Les garçons ! Interrogation. Steph Blériot !

- Présent.

- Tu as préparé ?

- Oui, Monsieur, j'ai préparé.

- Bon, on va voir. Allons-y. Monte vite. Grünfeld, Qu'est-ce que c'est que ça, la machine est encore sale ! Pas plus tard qu'hier je vous ai attribué une éponge pour que celui qui est de semaine garde la machine propre ! Vous la gribouillez partout à la craie et tiens, quelqu'un y a encore fait un pâté !

- Monsieur, les garçons fichent tout le temps les déchets dans le moteur.

- Cesse de parler pour rien, Steph Blériot, monte à bord et écoute bien. Et les autres, ne faites pas de bruit pendant l'interro, j'ai ma longue-vue sur moi et si de là-haut je vois quelqu'un faire du chahut… ! Bon, Blériot, démarre.

Srrrrr. Brrr. Brsssrrr.

- Steph, Steph, tu es trop nerveux. Tu as même pâli. T'es-tu préparé, Steph ? Dis-le-moi. Tu as trop le trac.

- Oui Monsieur, j'ai préparé.

- Bon, on va voir ça. Nous sommes à combien de mètres d'altitude ?

- Mille huit cents.

- C'est trop bas pour l'interro. Allume la lumière. Et tiens-toi comme il faut, Blériot, et ne gigote pas, et croise les bras. Maintenant il est trop tard pour préparer, il fallait te préparer hier. À combien de mètres nous sommes ?

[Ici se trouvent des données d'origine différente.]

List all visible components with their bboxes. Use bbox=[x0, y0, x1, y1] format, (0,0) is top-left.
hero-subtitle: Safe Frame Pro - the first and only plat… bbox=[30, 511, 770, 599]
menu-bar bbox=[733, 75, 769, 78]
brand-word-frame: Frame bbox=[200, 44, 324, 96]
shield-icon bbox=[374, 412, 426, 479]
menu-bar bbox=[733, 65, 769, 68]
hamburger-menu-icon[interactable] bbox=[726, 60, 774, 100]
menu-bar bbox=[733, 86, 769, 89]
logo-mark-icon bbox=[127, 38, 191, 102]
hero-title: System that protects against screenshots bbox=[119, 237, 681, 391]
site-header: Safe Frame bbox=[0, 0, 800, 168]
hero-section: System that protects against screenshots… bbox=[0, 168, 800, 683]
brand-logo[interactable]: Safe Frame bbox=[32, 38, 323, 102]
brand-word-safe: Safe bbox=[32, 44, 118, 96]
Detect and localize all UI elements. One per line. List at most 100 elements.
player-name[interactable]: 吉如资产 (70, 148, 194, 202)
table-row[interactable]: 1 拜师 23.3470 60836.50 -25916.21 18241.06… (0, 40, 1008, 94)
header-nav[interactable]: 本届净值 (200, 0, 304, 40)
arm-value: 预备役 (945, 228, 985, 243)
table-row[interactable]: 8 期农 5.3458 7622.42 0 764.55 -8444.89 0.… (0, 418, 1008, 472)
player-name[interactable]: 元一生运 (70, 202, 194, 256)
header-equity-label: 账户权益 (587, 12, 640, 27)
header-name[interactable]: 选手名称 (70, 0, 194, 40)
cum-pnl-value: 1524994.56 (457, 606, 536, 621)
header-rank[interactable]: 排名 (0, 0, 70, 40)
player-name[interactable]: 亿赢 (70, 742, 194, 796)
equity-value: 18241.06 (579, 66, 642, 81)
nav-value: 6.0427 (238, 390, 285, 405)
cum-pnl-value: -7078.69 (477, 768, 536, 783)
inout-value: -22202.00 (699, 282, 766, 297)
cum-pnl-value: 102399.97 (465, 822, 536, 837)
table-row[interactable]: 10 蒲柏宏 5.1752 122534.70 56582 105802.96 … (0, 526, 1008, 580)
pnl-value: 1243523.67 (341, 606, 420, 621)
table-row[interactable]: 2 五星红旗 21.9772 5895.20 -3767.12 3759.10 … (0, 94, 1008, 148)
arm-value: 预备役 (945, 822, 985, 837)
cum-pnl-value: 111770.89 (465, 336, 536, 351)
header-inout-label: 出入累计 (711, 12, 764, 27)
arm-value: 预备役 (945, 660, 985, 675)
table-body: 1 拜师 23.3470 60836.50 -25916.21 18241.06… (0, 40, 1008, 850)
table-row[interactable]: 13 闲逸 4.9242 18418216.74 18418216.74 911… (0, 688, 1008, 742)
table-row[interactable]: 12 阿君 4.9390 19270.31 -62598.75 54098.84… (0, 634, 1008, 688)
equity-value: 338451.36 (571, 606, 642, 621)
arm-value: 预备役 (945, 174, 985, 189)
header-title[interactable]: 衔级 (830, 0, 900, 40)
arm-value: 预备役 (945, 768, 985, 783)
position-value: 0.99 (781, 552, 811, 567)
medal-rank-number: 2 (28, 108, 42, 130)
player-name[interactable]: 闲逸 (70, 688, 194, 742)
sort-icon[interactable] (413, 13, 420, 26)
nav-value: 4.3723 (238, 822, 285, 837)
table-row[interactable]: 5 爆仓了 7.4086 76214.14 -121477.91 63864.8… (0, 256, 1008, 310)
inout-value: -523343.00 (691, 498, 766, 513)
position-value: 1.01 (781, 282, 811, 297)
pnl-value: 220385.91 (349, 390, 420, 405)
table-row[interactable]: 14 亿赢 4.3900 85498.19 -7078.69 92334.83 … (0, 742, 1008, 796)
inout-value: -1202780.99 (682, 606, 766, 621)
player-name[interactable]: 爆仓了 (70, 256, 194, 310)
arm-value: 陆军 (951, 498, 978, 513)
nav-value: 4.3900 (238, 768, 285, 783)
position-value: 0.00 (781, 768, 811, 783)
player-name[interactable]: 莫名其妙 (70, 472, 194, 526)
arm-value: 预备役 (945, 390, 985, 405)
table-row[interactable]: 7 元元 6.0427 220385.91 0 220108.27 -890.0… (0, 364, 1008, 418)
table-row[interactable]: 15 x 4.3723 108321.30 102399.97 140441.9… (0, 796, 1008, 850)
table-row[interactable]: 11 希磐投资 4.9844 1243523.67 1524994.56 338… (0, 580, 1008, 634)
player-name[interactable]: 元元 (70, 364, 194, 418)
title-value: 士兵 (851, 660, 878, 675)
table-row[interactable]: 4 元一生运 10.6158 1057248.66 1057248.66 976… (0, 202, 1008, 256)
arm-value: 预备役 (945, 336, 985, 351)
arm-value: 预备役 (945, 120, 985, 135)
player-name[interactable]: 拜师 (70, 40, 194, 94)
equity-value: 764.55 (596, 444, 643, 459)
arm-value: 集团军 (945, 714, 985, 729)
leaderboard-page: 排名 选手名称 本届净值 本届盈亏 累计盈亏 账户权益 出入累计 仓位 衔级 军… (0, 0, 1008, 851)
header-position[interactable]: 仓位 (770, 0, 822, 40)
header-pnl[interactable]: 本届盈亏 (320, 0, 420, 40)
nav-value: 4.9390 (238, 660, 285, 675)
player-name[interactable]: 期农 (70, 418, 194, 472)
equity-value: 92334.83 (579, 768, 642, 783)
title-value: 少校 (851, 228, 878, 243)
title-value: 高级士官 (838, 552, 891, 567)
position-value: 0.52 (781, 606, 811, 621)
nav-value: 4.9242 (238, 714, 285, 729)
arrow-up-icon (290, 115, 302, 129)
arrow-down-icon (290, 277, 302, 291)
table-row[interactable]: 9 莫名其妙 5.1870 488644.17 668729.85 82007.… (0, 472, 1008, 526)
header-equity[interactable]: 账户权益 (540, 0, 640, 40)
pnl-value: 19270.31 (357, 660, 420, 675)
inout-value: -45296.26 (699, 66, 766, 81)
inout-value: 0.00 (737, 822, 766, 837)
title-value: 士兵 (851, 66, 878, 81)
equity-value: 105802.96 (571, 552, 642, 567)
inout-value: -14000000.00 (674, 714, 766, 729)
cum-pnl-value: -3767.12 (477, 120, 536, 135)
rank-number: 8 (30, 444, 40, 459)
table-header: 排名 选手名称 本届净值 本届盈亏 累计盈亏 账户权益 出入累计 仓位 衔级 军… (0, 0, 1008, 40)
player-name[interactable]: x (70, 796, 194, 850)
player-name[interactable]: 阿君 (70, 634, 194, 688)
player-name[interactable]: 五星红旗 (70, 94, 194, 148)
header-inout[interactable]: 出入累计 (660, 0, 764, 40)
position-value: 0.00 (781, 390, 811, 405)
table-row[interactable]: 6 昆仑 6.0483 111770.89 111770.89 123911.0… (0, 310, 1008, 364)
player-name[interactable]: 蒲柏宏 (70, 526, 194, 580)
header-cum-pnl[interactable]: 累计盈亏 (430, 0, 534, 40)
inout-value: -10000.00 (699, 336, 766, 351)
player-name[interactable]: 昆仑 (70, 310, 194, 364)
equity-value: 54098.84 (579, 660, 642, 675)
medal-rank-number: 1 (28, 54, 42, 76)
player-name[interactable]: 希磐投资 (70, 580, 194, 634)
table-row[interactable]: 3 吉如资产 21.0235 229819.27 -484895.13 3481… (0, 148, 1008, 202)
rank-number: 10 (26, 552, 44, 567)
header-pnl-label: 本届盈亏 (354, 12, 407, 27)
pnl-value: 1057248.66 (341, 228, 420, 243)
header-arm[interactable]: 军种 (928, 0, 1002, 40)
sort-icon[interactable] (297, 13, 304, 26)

- À six mille huit cent deux.

- Bon, huit mille de plus et on pourra commencer. Bon, qu'est-ce qu'il fallait préparer ?

- Le relief de l'Europe.

- C'est ça. Bon, ça va. D'ici on peut déjà voir. Attention, tire un peu à droite pour ne pas avoir le soleil dans les yeux. Tu vois bien toute la carte ?

- Oui, Monsieur.

- Ne désigne pas des mains. Montre-moi donc les contours de l'Europe.

- À l'est le Caucase…

- C'est lequel ?

- Cette ligne gris brun, en bas.

- Steph, tu n'as pas préparé.

- Monsieur, j'ai préparé.

- Steph, ne réponds pas. La ligne dont tu parles n'est pas le Caucase, vaurien, mais les Apennins. Et cette tache bleue, là à gauche que je montre ?

- C'est… c'est… la Grande Plaine Hongroise.

- Tu n'as pas préparé. C'est la Mer Caspienne. Montre-moi la Plaine.

- À gauche, cette assiette verte.

- Et le Danube ?

- À l'ouest…

- Montre-le, montre-le, ne parle pas.

- C'est là, juste en dessous.

- Quel âne, c'est un nuage. Maintenant, montre-moi Budapest.

- Bu… da… pest

- Tu n’as pas une demi-heure pour chercher, Blériot, j'ai encore cinq autres garçons à interroger. Tu sais ou tu ne sais pas. Tu as préparé ou tu n'as pas préparé. Tu sais où est Budapest ou tu ne le sais pas. Moi je n'ai pas le temps.

- Budapest… c'est là !

- Où ?

- Le noir, là.

- Cette petite tache noire-là, c'est le Monténégro, fiston. Tu n'as pas préparé.

- Alors ici…

- Tu la cherches en Italie ? Eh bien, dis donc ! Mais tu ne sais rien, Steph. Je vais te faire redoubler.

- Mais, Monsieur… j'ai…

- Non seulement te faire redoubler, vaurien, mais je te dépose sur la Lune et je te laisse là toute la nuit.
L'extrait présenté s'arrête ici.